14 mai 2024
Le Management au-delà des mythes

Le Management au-delà des mythes

À propos des ouvrages de (1) Philippe Cabin (coordinateur): Les organisations: état des savoirs, éditions Sciences humaines, 1999. (2) Les Annales de l’École de Paris du management, Volume V, 1999, 460 pages (Adresse: École de Paris du management, 94, bd du Montparnasse, 75014 Paris; Tél.00331-4279-4080: web: www.ecole.org).

Paru dans le cahier CARRIÈRES du journal Le Temps, le 11 févr. 2000, rubrique Le livre de la semaine.

Les mots, nomades, franchissent parfois montagnes ou mers pour revenir transformés dans leur sphère de langage. Il en est ainsi du bucolique «fleureter» qui nous est revenu deux ou trois siècles plus tard britannisé en «flirter». On pourrait citer quelques livres d’exemples de ces mots au pareil destin, flegmatique. Mais il en est d’autres qui partent mais reviennent sans changement notable apparent. Par exemple «management», supposé français d’origine, exporté aux Etats-Unis puis réimporté dans les années soixante. Deux bons ouvrages collectifs portant dessus se détachent de la plupart des publications dans la même catégorie. Le premier regroupe des entretiens parus dans l’hebdomadaire Sciences humaines au cours des années 90. De nombreux théoriciens considérés aujourd’hui comme des classiques des théories de l’organisation peuvent ainsi exposer leurs propositions de façon synthétique. D’autres textes supplémentent ces entretiens. Dans l’un d’entre eux, Jean-Michel Saussois rappelle notamment que le management renvoie à trois capacités: coordonner des activités, faire adhérer des personnes à la mission de l’entreprise et, surtout, contribuer à ce qu’elles coopèrent (tant il est vrai que le thème de la coopération devient de plus en plus prégnant aujourd’hui, la solution de la hiérarchie s’avérant simplette). Saussois nous permet particulièrement d’appréhender l’histoire du management à travers diverses théories, ou plutôt à travers diverses modes puisque dans le fond elles ne reposent pas sur un socle théorique vraiment solide.

Le second ouvrage, cinquième volume des annales de l’Ecole de Paris du management, est égrainé de nombreuses contributions de praticiens des affaires et de théoriciens. La tendance européenne, surtout française, à mettre l’accent sur l’action et le sens que les acteurs leur donnent nous éloignent de la piètre recherche de style américain dominée par l’idiote tendance au «publish or perish», avec son lot de pauvrettes études. Le texte de James March brille d’une lumière particulièrement vive. March y soutient que les théories du management reposent sur quatre mythes: la rationalité, la hiérarchie, l’importance du leader individuel, et l’efficience historique.

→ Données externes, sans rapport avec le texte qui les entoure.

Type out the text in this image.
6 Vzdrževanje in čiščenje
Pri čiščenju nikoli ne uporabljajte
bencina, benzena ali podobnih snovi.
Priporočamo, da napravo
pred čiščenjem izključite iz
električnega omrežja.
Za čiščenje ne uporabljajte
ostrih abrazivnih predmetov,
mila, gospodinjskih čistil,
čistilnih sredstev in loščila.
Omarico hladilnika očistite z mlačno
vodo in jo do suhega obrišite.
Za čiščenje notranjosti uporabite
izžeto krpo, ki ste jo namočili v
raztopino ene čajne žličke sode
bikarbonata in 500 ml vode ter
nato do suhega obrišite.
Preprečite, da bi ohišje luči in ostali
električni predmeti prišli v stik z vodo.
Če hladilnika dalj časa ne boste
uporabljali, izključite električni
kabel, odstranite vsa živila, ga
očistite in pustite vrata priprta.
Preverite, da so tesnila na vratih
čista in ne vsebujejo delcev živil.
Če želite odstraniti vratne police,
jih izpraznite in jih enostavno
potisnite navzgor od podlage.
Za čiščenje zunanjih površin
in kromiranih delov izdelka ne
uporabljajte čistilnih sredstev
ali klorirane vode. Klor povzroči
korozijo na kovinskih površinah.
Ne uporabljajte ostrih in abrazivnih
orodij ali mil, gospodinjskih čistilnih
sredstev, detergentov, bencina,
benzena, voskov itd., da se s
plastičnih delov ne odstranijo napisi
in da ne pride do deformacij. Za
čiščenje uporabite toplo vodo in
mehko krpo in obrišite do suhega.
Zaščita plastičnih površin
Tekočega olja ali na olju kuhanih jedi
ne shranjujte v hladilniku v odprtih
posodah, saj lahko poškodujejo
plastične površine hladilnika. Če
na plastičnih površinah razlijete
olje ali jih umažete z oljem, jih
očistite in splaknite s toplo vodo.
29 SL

Il explique la propagation des modes en management à travers ce crible mythique. Qu’importe les signifiants!

On lira ces ouvrages pour échapper aux études stériles qui sont le lot de la recherche soi-disant «scientifique» en management. Et l’on essaiera de porter attention au signifié. Pour le dire avec plus d’emphase encore: tournons le dos aux narcosés du signifiant ou, mieux, luttons contre.